On the other end of the spectrum, the story is sadly similar: Some inmates who have done their time and been granted parole remain in prison because they also have nowhere to go. They have no housing, no jobs lined up, no transportation. Often they have no idea how to get something as simple and necessary as a driver’s license or identification card. They need direction; they need a mentor to re-start them on life.

We face a crisis in Arkansas. On the one hand, we have young children who, through no fault of their own, find themselves alone with few prospects for a loving home. They’re looking for a first chance.

On another hand, we have inmates who have paid their debt to society and find themselves with few prospects for building a better life outside prison — and, too often, return to prison as a result. They’re looking for a second chance.

These Arkansans need more help. But there are some problems that government money cannot solve.`

So last week, I announced plans for the Governor’s Restore Hope Summit on August 25th and 26th at the Marriott Hotel in downtown Little Rock.

I invite you to attend.

At the summit, you will hear from leaders of state agencies, non-profits and ministries about ways to improve our reentry process and foster care.

It’s not the summit itself that’ll make a difference. It’s the follow-up — setting goals, taking action. The summit is not the end but the beginning. It’s the start of building even better relationships between the faith community and state agencies, both of which already share a common cause. There’s no reason they shouldn’t be working more closely together.

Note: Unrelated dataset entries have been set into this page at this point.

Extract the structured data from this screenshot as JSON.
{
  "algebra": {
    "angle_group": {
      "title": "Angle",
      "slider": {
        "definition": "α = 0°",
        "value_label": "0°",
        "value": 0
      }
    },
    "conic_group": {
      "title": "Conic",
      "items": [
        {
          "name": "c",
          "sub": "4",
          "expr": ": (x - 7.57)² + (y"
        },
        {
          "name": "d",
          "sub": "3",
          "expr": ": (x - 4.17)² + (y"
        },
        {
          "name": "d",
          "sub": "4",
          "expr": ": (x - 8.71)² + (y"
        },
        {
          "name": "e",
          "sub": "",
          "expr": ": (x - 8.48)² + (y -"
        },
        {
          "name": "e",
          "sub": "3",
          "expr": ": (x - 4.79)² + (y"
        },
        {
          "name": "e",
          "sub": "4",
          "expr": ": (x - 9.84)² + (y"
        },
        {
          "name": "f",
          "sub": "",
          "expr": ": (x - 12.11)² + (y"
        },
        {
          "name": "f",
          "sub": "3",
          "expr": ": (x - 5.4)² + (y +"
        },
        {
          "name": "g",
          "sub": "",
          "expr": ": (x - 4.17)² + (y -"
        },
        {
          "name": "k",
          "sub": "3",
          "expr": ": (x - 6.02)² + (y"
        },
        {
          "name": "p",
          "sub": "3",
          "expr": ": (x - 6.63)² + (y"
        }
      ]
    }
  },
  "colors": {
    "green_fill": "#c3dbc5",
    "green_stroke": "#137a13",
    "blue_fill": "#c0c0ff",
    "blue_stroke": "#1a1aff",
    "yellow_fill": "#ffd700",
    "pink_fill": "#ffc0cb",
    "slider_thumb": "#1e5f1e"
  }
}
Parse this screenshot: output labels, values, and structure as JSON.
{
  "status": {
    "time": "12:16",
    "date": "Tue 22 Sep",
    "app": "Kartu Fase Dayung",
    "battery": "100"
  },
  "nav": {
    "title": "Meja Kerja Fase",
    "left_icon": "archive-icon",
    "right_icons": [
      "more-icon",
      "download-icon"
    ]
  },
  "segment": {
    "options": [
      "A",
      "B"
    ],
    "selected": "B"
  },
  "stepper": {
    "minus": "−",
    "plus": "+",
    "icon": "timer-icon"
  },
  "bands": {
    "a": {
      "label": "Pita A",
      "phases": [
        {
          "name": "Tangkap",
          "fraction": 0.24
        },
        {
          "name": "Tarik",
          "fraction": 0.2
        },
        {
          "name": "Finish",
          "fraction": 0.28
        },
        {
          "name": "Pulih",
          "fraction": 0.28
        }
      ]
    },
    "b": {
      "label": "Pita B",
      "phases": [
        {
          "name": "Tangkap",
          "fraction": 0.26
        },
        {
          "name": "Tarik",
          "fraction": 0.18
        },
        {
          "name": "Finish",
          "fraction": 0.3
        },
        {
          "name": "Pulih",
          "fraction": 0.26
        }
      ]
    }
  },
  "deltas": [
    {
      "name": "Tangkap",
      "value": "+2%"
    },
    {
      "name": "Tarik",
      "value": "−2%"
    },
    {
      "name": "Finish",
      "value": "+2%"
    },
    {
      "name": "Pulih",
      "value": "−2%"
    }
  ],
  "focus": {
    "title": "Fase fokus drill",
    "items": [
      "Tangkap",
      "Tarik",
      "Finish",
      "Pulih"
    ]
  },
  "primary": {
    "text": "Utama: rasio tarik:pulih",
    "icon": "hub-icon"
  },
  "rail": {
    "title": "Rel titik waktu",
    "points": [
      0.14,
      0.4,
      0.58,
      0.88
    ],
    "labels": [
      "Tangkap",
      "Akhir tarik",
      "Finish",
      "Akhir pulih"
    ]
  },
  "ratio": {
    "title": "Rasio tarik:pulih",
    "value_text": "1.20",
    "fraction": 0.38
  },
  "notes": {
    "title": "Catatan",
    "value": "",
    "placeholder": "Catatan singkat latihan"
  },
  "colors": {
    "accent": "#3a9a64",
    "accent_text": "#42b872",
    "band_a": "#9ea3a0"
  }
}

I recognize that many Arkansans in the faith community, in nonprofits, on their own, have fought this fight for a long, long time. We want to lend them a hand. We want to bring together those folks who have been willing to fight this fight on different fronts, and harness their knowledge and experience in a focused way to improve reentry for inmates and expand the number of foster homes for our children.

I truly believe that if we can get the right people together, we can solve this problem.

If you are interested in attending the summit, please visit the Governor’s website to register. We need your help.